Por todo ello, Clawra no debe entenderse como un caso aislado, sino como un ejemplo representativo de las dinámicas que están introduciendo los nuevos compañeros de IA: promesas de compañía emocional, operación multimodal, dependencia de datos sensibles y un ecosistema técnico que, aunque atractivo, refleja con claridad los riesgos que deben abordarse desde la seguridad, la privacidad y la alfabetización digital.
Recomendaciones prácticas para el uso de estas herramientas
- Comparte la menor cantidad de información posible. Evita enviar fotos personales, datos íntimos o detalles emocionales sensibles. Recuerda que todo lo que compartas puede almacenarse o reutilizarse sin que lo sepas.
- Revisa las políticas de privacidad y permisos. Lee dónde se guardan tus imágenes, audios y conversaciones. Si la política es ambigua o demasiado invasiva, evita compartir contenido delicado.
- Desconfia de apps que no explican claramente qué hacen con tus datos.
- Evalua al proveedor antes de usar la herramienta y opta por servicios con buena reputación, transparencia y auditorías de seguridad.
- Evita apps de desarrolladores desconocidos o sin información pública. Si no explican cómo protegen tus datos, asume que no lo hacen bien.
- Pon límites emocionales recordando que no es un humano ni un profesional. No sustituyas vínculos reales por la interacción con una IA. Si empiezas a depender emocionalmente de la herramienta, replantea su uso.
- Aplica higiene digital básica: usá contraseñas fuertes y únicas, y activa la verificación en dos pasos cuando sea posible.
- Evita redes Wi‑Fi públicas para interactuar con estas apps.
- Manten tu dispositivo y apps actualizados regularmente.
- Adopta una actitud crítica y consciente: Antes de enviar algo, pregúntate: ¿estaría cómodo si esto se filtrara? Asume que cualquier información sensible puede ser accesible a terceros.
Conclusión
Los compañeros de IA representan un nuevo vector de riesgo en seguridad digital debido a la enorme cantidad de información personal, emocional y biométrica que requieren para operar. Su diseño, basado en memoria persistente y vínculos simulados, aumenta la probabilidad de filtraciones, manipulación y ataques de ingeniería social altamente personalizados.

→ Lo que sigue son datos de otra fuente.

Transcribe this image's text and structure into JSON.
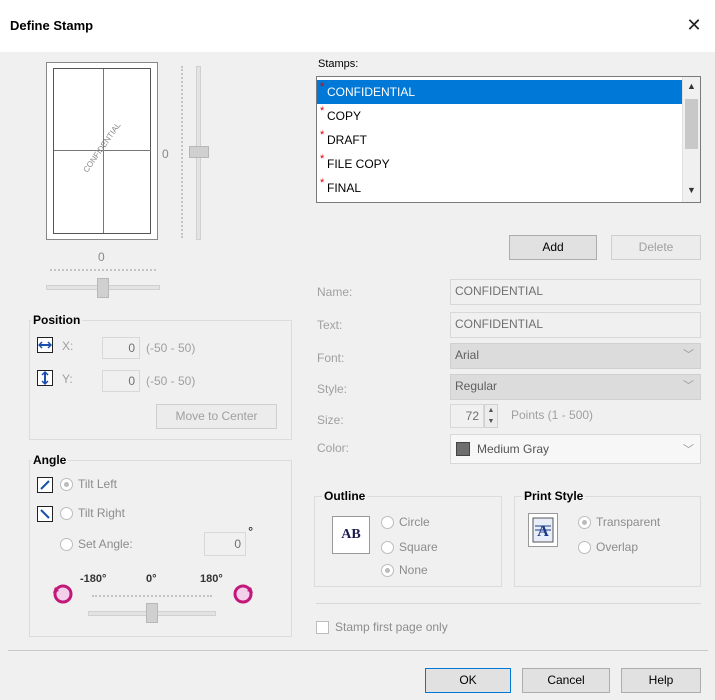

La falta de transparencia en el almacenamiento de datos, las arquitecturas dependientes de terceros y la proliferación de proyectos poco auditados incrementan la exposición del usuario a suplantación de identidad, extorsión y uso indebido de contenido sensible. Ante este escenario, resulta esencial adoptar prácticas de seguridad más estrictas, evaluar cuidadosamente a los proveedores y limitar la información compartida.
En definitiva, la protección del usuario dependerá de reconocer que estos sistemas, aunque útiles o emocionalmente atractivos, operan en un entorno de alto riesgo donde la privacidad y la seguridad deben ser prioridad desde el primer contacto.